One of my mom’s common complaints to me was that she wanted me to be her daughter – not her nurse. I have never been very good at not being a nurse. It’s an essential part of who I am and something I am very proud of. My experience with MAID was still quite limited at that time, but it was more extensive than the assessor’s. This complicated our already-difficult relationship as I had to take on the role of answering my mom’s medical questions regarding MAID. The assessor contacted me within a few days to inform me that she felt my mother qualified, and suggested that the primary provider would be in contact shortly. By this time, my mother was quite anxious “to get on with it.” Unfortunately, we once again waited weeks. My connections in the system meant I was able to make direct contact with the primary provider, and we had a detailed conversation. I provided him with some background information and he agreed to book both the assessment and provision dates (assuming he found her eligible) at that time. When I informed my mother by telephone that the next steps had all been arranged, the relief in her voice was palpable. Although this was less than two months from the initial referral, and about a month from the community referral, it definitely seemed much longer!

Meanwhile, I was dealing with family issues.
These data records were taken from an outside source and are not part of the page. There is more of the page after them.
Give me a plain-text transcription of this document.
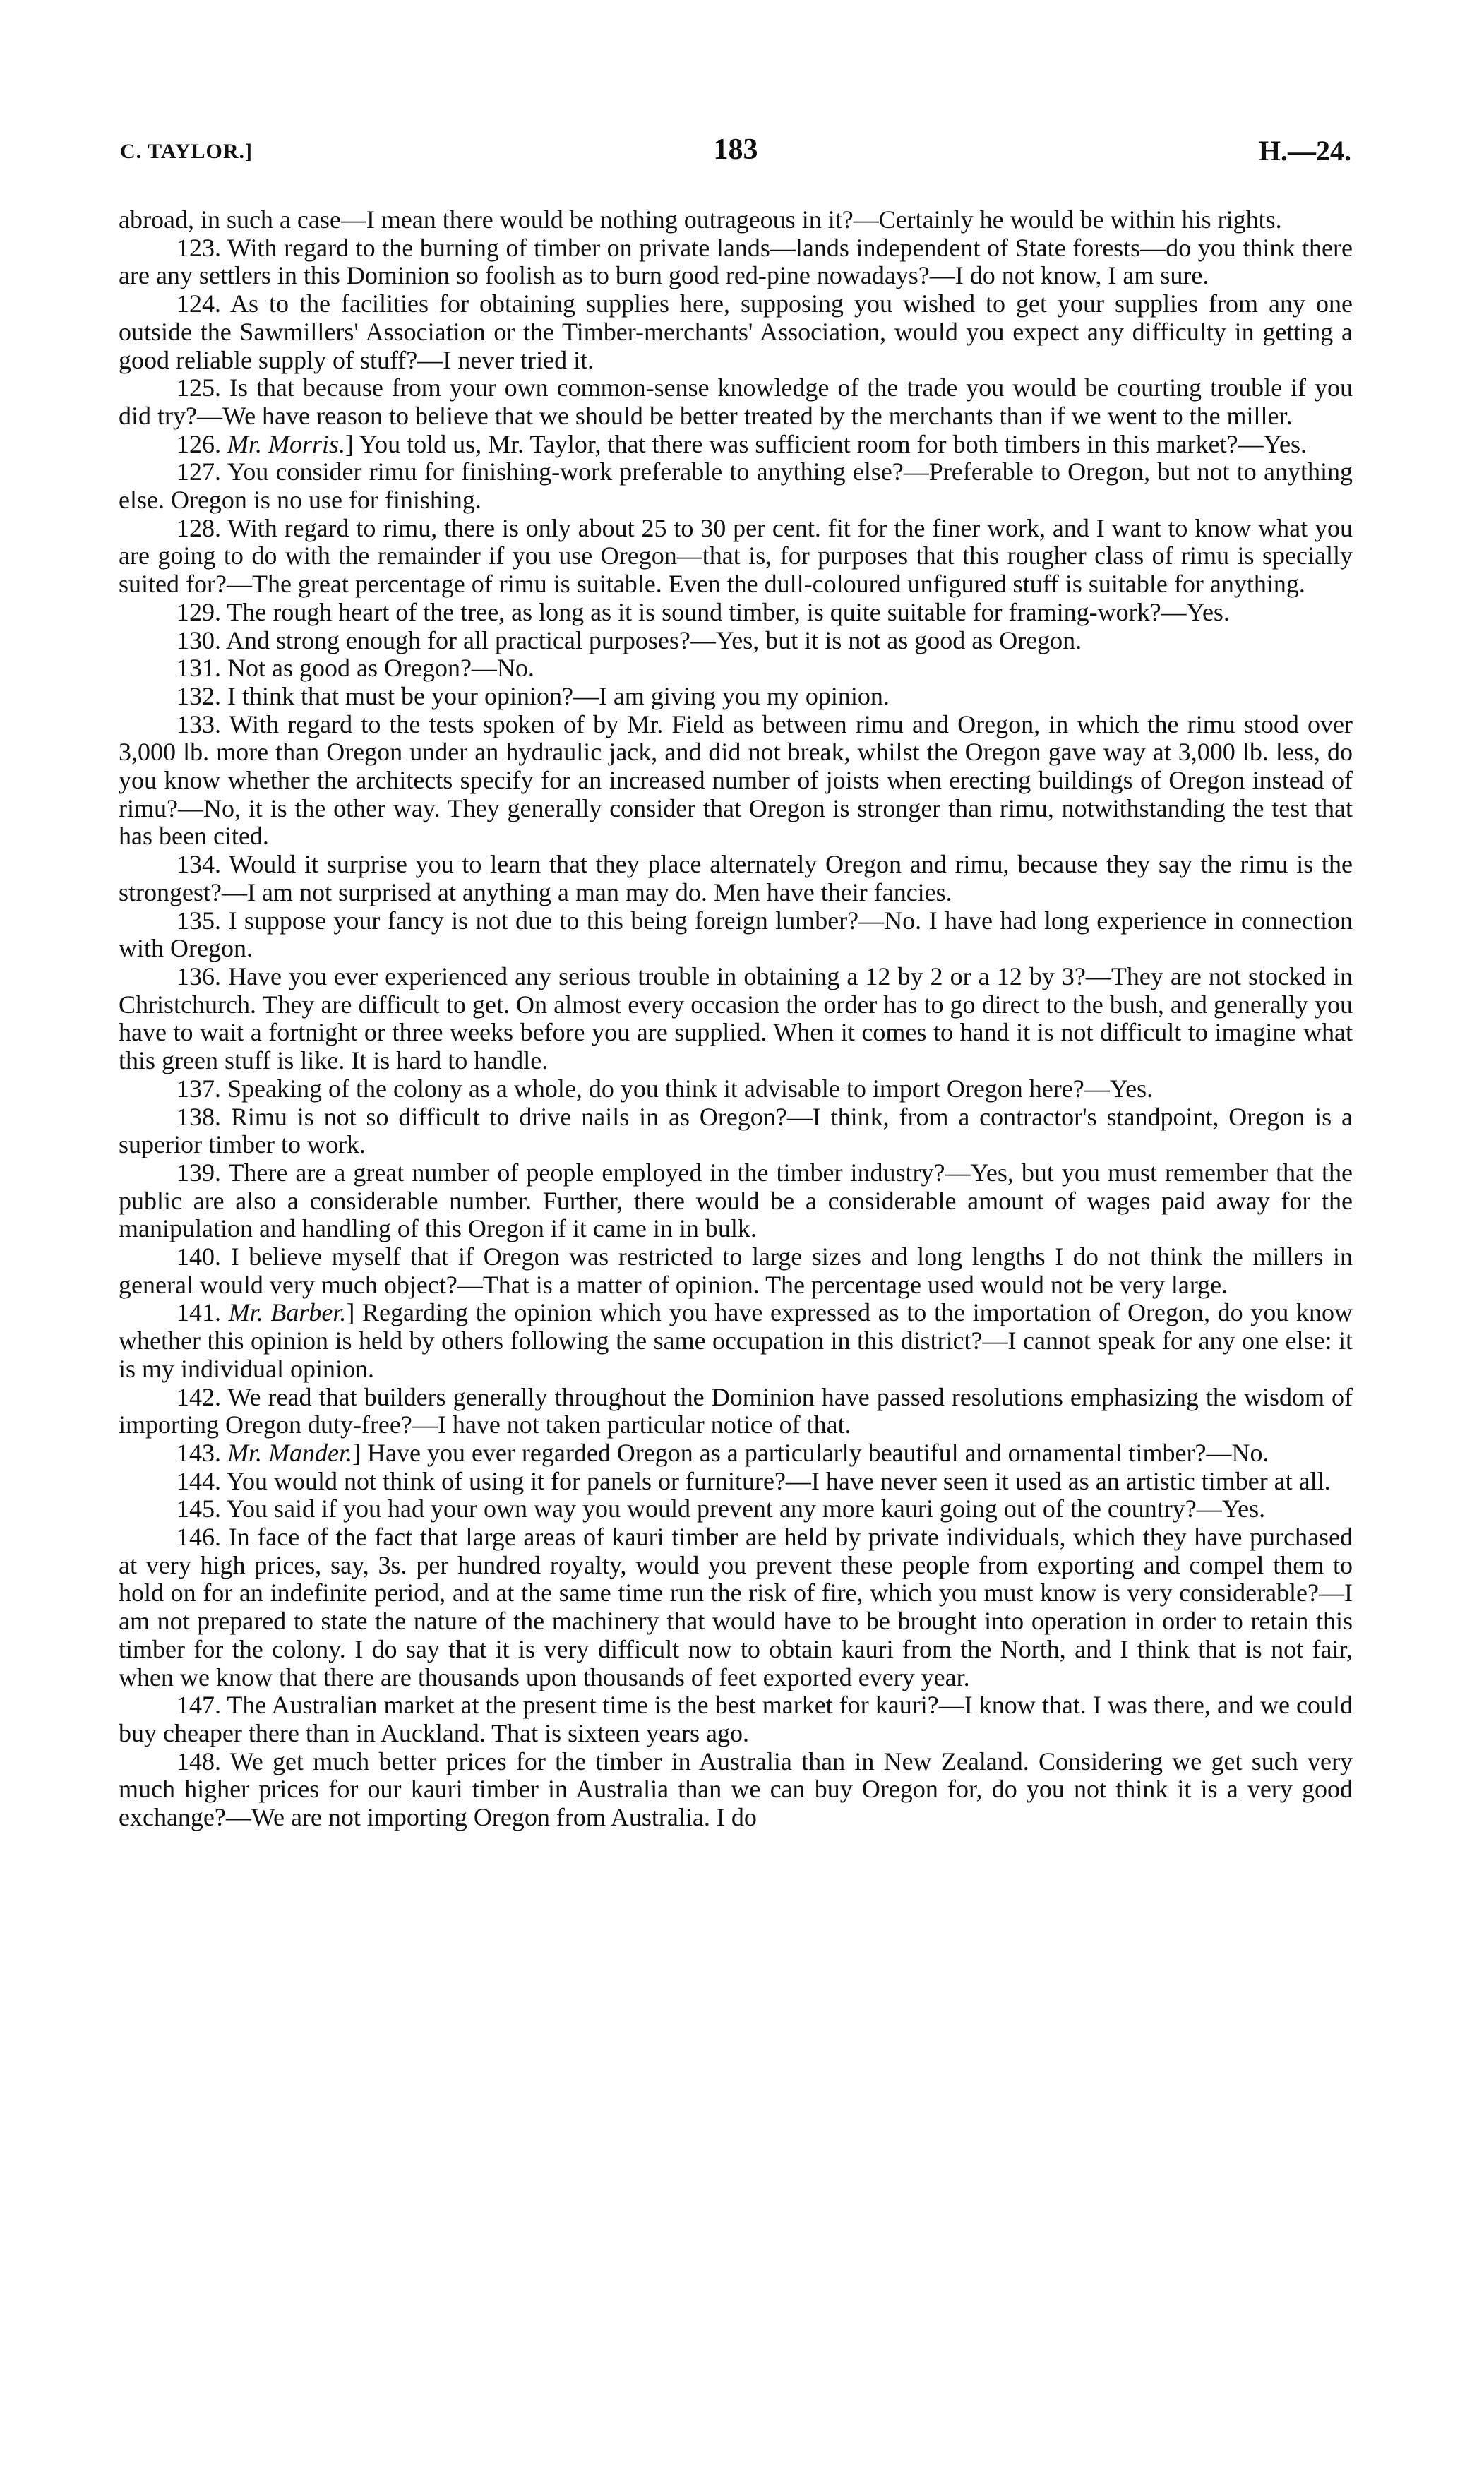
C. TAYLOR.]	183	H.—24.

abroad, in such a case—I mean there would be nothing outrageous in it?—Certainly he would be within his rights.

123. With regard to the burning of timber on private lands—lands independent of State forests—do you think there are any settlers in this Dominion so foolish as to burn good red-pine nowadays?—I do not know, I am sure.

124. As to the facilities for obtaining supplies here, supposing you wished to get your supplies from any one outside the Sawmillers' Association or the Timber-merchants' Association, would you expect any difficulty in getting a good reliable supply of stuff?—I never tried it.

125. Is that because from your own common-sense knowledge of the trade you would be courting trouble if you did try?—We have reason to believe that we should be better treated by the merchants than if we went to the miller.

126. Mr. Morris.] You told us, Mr. Taylor, that there was sufficient room for both timbers in this market?—Yes.

127. You consider rimu for finishing-work preferable to anything else?—Preferable to Oregon, but not to anything else. Oregon is no use for finishing.

128. With regard to rimu, there is only about 25 to 30 per cent. fit for the finer work, and I want to know what you are going to do with the remainder if you use Oregon—that is, for purposes that this rougher class of rimu is specially suited for?—The great percentage of rimu is suitable. Even the dull-coloured unfigured stuff is suitable for anything.

129. The rough heart of the tree, as long as it is sound timber, is quite suitable for framing-work?—Yes.

130. And strong enough for all practical purposes?—Yes, but it is not as good as Oregon.

131. Not as good as Oregon?—No.

132. I think that must be your opinion?—I am giving you my opinion.

133. With regard to the tests spoken of by Mr. Field as between rimu and Oregon, in which the rimu stood over 3,000 lb. more than Oregon under an hydraulic jack, and did not break, whilst the Oregon gave way at 3,000 lb. less, do you know whether the architects specify for an increased number of joists when erecting buildings of Oregon instead of rimu?—No, it is the other way. They generally consider that Oregon is stronger than rimu, notwithstanding the test that has been cited.

134. Would it surprise you to learn that they place alternately Oregon and rimu, because they say the rimu is the strongest?—I am not surprised at anything a man may do. Men have their fancies.

135. I suppose your fancy is not due to this being foreign lumber?—No. I have had long experience in connection with Oregon.

136. Have you ever experienced any serious trouble in obtaining a 12 by 2 or a 12 by 3?—They are not stocked in Christchurch. They are difficult to get. On almost every occasion the order has to go direct to the bush, and generally you have to wait a fortnight or three weeks before you are supplied. When it comes to hand it is not difficult to imagine what this green stuff is like. It is hard to handle.

137. Speaking of the colony as a whole, do you think it advisable to import Oregon here?—Yes.

138. Rimu is not so difficult to drive nails in as Oregon?—I think, from a contractor's standpoint, Oregon is a superior timber to work.

139. There are a great number of people employed in the timber industry?—Yes, but you must remember that the public are also a considerable number. Further, there would be a considerable amount of wages paid away for the manipulation and handling of this Oregon if it came in in bulk.

140. I believe myself that if Oregon was restricted to large sizes and long lengths I do not think the millers in general would very much object?—That is a matter of opinion. The percentage used would not be very large.

141. Mr. Barber.] Regarding the opinion which you have expressed as to the importation of Oregon, do you know whether this opinion is held by others following the same occupation in this district?—I cannot speak for any one else: it is my individual opinion.

142. We read that builders generally throughout the Dominion have passed resolutions emphasizing the wisdom of importing Oregon duty-free?—I have not taken particular notice of that.

143. Mr. Mander.] Have you ever regarded Oregon as a particularly beautiful and ornamental timber?—No.

144. You would not think of using it for panels or furniture?—I have never seen it used as an artistic timber at all.

145. You said if you had your own way you would prevent any more kauri going out of the country?—Yes.

146. In face of the fact that large areas of kauri timber are held by private individuals, which they have purchased at very high prices, say, 3s. per hundred royalty, would you prevent these people from exporting and compel them to hold on for an indefinite period, and at the same time run the risk of fire, which you must know is very considerable?—I am not prepared to state the nature of the machinery that would have to be brought into operation in order to retain this timber for the colony. I do say that it is very difficult now to obtain kauri from the North, and I think that is not fair, when we know that there are thousands upon thousands of feet exported every year.

147. The Australian market at the present time is the best market for kauri?—I know that. I was there, and we could buy cheaper there than in Auckland. That is sixteen years ago.

148. We get much better prices for the timber in Australia than in New Zealand. Considering we get such very much higher prices for our kauri timber in Australia than we can buy Oregon for, do you not think it is a very good exchange?—We are not importing Oregon from Australia. I do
My brother was being very negative; he does not believe in MAID and would not support my mother’s decision. My father, who was 88 years old and separated from my mom for 15 years, believed she was having ‘legal suicide’. My sister’s family spoke to Rabbis to try and understand if a MAID death meant that she would not have to participate in the ritual mourning period — they were told ‘yes’ by one Rabbi and ‘no’ by another. The grandchildren didn’t know if they should feel guilty for not wanting to say goodbye. My cousin told me that I had not been a good daughter. Trying to be supportive of my mother’s demands was challenging. Families can be difficult.

As the days neared for my mom’s provision, I became apprehensive – not about her death, but about how I would separate my learning from my personal experience. At that time, I was preparing to become a provider. Luckily, I was able to attend my first provision just a few days before my mom’s so that hers was not the first MAID death that I experienced.

When the Local Health Integration Network (LHIN) called the afternoon prior to her scheduled provision date, they informed me that they were not sure if they could get a nurse in to start the IVs. I went into a panic:

  • What would happen? 
  • Would the provision be cancelled? 
  • How long would we have to wait for it to be rescheduled? 
  • How would my mother react? 
  • How would I cope with the outburst I was anticipating she would have? 
  • Should I ask one of my nursing colleagues to come and start the IVs? 
  • If the LHIN could get someone in to start the IVs that night, rather than in the morning, would I have to sleep over in her home to help her manage to the bathroom? 
  • How would she behave with me being around her on her last night? 
  • How would I ever cope with having to deal with her for all that time (even though it was her last hours)? 

Thankfully, about two hours later, the LHIN called back and said they had been able to find someone to come in and start the IVs. The equipment and medications had been delivered to her house. The doctor was good to go. I slept fitfully that night.